Explant establishment and the shoot proliferation technique were standardized for three pear genotypes. Table 1 shows the effects of various plant growth regulator combinations on adventitious shoot formation. Shoots from the established cultures were cultured on MS medium supplemented with various concentrations of N6-benzyladenine (BA), indole-3-butyric acid (IBA), gibberellic acid (GA3), and 1-naphthaleneacetic acid (NAA). The combination of 1.0 mg/L IBA and 0.1 mg/L GA3 induced the highest shoot formation rates from shoot tips of all three cultivars (Fig. 1A). In this medium, the shoot formation rate ranged from 90.5% (Hwanggeum) to 100% (BaeYun No. 3, Bartlett). Shoot tip and meristem culture have been used to produce pathogen-free plants following thermotherapy or chemotherapy (Reed, 1995). A major advantage of working with shoot tips or meristems is the potential to exclude pathogenic organisms present in the donor plant. A second advantage is the genetic stability inherent in the technique because plantlet production from adventitious organs can be avoided (Murashige, 1974; Ancora et al., 1981; Chevreau et al., 1992).

Table 1.zM1: BA 1.0 mg/L+GA3 0.1 mg/L, M2: BA 2 mg/L+IBA 0.1 mg/L, M3: BA 3 mg/L+IBA 0.1 mg/L, M4: BA 3 mg/L+NAA 0.1 mg/L, M5: BA 1 mg/L+GA3 0.1 mg/L+IBA 0.1 mg/L.yMean separation within columns by Duncan’s multiple range test at 5% level by R project (R version 3.0.1) for statistical computing.

Fig. 1.Diverse stages of plant regeneration from shoot tips of pear (Pyrus spp.). genotypes. A, Adventitious shoot formation six weeks after shoot tip establishment; B, Proliferation of shoots three weeks after subculture in medium with BA 2.0 mg/L + IBA 0.2 mg/L; C, Rooting of microshoots 30 days after establishment on root induction medium a) NAA 0.2 mg/L + IBA 0.2 mg/L, b) NAA 0.1 mg/L + IBA 0.1 mg/L, c) IBA 2.5 mg/L; D, Acclimatized plantlets in greenhouse.

Both the shoot number per culture and shoot length increased markedly in all three genotypes with the combination of 2.0 mg/L BA and 0.2 mg/L IBA (Table 2).
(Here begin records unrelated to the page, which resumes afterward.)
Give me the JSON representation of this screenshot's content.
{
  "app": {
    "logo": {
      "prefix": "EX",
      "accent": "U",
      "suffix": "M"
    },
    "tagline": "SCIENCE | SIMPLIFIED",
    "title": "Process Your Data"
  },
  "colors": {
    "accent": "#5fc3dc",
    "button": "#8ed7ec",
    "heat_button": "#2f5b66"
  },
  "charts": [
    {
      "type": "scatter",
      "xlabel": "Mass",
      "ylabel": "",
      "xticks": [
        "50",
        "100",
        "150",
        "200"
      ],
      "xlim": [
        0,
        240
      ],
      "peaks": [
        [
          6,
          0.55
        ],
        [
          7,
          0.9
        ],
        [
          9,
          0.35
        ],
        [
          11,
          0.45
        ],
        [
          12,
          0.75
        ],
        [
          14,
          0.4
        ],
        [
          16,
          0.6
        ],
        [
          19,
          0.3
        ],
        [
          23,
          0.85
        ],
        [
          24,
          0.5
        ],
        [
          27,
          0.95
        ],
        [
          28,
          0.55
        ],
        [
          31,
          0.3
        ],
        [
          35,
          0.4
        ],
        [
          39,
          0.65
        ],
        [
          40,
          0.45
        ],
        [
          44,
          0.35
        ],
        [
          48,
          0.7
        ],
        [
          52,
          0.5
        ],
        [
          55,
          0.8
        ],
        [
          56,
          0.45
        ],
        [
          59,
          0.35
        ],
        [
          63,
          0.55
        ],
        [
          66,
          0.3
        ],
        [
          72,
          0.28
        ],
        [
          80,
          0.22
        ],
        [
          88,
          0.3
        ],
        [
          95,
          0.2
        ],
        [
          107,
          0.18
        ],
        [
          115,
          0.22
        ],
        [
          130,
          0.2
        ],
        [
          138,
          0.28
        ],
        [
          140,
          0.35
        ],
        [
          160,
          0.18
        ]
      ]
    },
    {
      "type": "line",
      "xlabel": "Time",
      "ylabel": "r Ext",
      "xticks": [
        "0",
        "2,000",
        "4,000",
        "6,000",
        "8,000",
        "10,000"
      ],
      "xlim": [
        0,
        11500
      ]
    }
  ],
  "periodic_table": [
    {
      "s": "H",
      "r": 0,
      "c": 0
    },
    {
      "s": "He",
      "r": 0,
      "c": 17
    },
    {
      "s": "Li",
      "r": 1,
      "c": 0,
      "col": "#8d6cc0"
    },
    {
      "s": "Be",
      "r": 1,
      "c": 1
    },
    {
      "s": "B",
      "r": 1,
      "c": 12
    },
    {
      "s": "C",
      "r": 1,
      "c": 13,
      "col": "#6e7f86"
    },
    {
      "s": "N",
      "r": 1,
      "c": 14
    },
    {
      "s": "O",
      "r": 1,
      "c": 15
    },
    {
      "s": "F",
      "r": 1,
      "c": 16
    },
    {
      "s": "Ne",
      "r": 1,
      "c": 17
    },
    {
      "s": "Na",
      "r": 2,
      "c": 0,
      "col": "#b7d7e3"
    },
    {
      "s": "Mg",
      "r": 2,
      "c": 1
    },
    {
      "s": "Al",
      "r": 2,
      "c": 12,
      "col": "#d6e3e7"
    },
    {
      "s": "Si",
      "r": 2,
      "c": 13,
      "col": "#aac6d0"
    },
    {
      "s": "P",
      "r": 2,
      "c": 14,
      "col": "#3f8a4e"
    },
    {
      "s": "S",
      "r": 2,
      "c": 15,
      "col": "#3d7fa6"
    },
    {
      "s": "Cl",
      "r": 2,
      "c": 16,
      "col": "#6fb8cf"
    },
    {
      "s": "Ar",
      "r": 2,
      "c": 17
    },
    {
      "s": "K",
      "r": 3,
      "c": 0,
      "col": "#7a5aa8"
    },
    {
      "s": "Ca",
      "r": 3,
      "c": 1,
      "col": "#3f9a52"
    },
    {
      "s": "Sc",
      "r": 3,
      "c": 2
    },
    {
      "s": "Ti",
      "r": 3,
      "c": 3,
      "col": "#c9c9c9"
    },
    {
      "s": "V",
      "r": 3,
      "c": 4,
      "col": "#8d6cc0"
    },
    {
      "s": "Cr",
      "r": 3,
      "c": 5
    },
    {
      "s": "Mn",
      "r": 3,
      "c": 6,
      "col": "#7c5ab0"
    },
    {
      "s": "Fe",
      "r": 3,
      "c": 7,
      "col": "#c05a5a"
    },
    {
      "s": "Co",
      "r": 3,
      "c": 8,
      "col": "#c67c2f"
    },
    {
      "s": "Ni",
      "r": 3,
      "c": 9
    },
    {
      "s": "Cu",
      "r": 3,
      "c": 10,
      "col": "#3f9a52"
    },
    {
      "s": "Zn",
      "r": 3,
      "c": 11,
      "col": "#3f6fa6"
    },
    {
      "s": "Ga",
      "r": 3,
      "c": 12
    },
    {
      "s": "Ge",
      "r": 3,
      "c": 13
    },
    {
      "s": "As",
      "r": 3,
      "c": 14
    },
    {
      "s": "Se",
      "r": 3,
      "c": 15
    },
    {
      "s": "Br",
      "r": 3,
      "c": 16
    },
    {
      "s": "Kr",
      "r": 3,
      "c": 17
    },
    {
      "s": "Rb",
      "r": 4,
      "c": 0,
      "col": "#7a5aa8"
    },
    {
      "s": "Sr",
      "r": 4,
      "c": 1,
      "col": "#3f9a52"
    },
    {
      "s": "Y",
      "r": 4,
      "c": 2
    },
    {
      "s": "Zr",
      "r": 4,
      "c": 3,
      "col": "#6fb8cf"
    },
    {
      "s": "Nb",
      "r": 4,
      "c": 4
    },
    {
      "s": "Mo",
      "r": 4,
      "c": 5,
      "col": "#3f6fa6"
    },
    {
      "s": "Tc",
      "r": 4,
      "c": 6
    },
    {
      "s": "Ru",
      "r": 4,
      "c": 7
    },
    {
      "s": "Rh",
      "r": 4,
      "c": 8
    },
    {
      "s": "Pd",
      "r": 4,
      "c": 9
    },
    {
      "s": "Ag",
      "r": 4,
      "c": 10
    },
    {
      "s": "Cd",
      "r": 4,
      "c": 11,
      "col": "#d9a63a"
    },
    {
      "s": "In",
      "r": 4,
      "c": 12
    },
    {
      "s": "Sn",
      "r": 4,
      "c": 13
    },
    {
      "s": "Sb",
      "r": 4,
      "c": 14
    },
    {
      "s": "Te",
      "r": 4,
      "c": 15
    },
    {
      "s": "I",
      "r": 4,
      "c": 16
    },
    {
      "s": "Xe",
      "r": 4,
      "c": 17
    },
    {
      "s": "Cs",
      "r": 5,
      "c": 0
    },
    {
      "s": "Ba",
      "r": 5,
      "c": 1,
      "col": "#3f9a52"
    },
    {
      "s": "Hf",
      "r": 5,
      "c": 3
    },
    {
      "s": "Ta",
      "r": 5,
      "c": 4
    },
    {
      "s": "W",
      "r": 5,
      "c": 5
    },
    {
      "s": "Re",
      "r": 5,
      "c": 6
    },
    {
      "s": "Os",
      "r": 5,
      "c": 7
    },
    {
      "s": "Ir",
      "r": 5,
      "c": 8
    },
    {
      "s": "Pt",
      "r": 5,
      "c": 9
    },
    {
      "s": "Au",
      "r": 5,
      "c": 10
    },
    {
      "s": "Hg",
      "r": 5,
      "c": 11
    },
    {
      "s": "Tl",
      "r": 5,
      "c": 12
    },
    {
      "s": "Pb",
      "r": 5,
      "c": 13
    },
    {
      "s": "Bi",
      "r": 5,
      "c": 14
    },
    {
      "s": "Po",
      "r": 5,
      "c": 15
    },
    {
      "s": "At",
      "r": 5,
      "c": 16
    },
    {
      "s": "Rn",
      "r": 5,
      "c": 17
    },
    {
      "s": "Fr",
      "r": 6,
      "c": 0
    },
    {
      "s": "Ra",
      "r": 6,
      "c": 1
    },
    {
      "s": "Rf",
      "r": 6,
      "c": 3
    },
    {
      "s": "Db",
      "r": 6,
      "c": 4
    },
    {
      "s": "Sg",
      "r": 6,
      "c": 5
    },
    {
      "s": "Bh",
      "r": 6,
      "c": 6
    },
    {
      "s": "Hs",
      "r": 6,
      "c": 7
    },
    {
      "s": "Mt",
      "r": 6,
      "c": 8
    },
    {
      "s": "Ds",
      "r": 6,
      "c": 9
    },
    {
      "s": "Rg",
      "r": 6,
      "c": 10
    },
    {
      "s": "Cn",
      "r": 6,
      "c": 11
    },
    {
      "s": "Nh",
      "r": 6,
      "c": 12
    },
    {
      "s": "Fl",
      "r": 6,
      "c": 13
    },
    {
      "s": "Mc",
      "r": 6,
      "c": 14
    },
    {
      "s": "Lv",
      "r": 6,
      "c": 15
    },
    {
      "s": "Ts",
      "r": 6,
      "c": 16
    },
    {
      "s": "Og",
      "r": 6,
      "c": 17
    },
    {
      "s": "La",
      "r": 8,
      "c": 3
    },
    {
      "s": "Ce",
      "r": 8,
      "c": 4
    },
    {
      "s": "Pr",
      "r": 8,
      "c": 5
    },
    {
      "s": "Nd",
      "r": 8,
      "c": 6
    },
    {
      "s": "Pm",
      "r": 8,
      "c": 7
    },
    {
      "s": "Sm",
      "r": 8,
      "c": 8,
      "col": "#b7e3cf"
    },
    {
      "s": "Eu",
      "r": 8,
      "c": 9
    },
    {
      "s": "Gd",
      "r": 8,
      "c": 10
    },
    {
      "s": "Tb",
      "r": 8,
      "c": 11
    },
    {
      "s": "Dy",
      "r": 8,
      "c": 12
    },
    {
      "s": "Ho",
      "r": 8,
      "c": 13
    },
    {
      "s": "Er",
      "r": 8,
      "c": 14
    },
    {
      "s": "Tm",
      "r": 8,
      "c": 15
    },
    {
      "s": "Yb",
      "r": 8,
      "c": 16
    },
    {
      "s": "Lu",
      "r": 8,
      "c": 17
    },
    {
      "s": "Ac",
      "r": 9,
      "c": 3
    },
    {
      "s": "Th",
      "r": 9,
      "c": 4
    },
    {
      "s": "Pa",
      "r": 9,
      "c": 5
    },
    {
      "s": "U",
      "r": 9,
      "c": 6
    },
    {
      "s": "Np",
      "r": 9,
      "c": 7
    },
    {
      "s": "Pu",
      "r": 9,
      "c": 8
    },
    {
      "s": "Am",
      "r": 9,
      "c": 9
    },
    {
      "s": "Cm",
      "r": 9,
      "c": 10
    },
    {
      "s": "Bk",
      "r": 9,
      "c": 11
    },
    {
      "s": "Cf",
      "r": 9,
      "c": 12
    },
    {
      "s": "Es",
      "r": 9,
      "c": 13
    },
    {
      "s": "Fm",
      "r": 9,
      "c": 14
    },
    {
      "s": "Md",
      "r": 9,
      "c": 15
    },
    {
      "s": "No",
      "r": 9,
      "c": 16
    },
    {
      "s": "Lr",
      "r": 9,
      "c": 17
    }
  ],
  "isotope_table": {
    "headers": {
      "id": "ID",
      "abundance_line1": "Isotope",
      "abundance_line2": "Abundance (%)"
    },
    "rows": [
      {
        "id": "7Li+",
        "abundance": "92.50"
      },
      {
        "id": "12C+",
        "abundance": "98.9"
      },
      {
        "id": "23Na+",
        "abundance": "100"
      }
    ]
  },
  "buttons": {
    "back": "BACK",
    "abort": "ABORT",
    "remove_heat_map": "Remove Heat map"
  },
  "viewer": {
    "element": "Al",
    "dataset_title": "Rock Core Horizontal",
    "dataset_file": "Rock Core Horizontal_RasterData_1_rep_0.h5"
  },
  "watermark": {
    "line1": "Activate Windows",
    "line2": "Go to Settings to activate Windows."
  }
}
During axillary shoot proliferation, cytokinins are used to overcome the apical dominance of shoots to enhance the branching of lateral buds from leaf axils (Hu and Wang, 1983). The effective concentration of cytokinins required to reverse apical dominance varies with the culture system (Anirudh and Kanwar, 2008a). A positive correlation between BA level and shoot multiplication in pear was reported (Dwivedi and Bris, 1999) and a correlation between low auxin levels and shoot proliferation has been reported (Bhojwani et al., 1984; Dwivedi and Bris, 1999). Finding the best plant growth regulator combination for micropropagation of a crop is very difficult. In this study, we found that the combination of 2.0 mg/L BA and 0.2 mg/L IBA was ideal for shoot proliferation (Fig. 1B). One of the possible roles of auxin during shoot proliferation is to nullify the suppressive effects of high cytokinin concentrations on axillary shoot elongation thereby restoring normal shoot growth (Lundergan and Janick, 1980).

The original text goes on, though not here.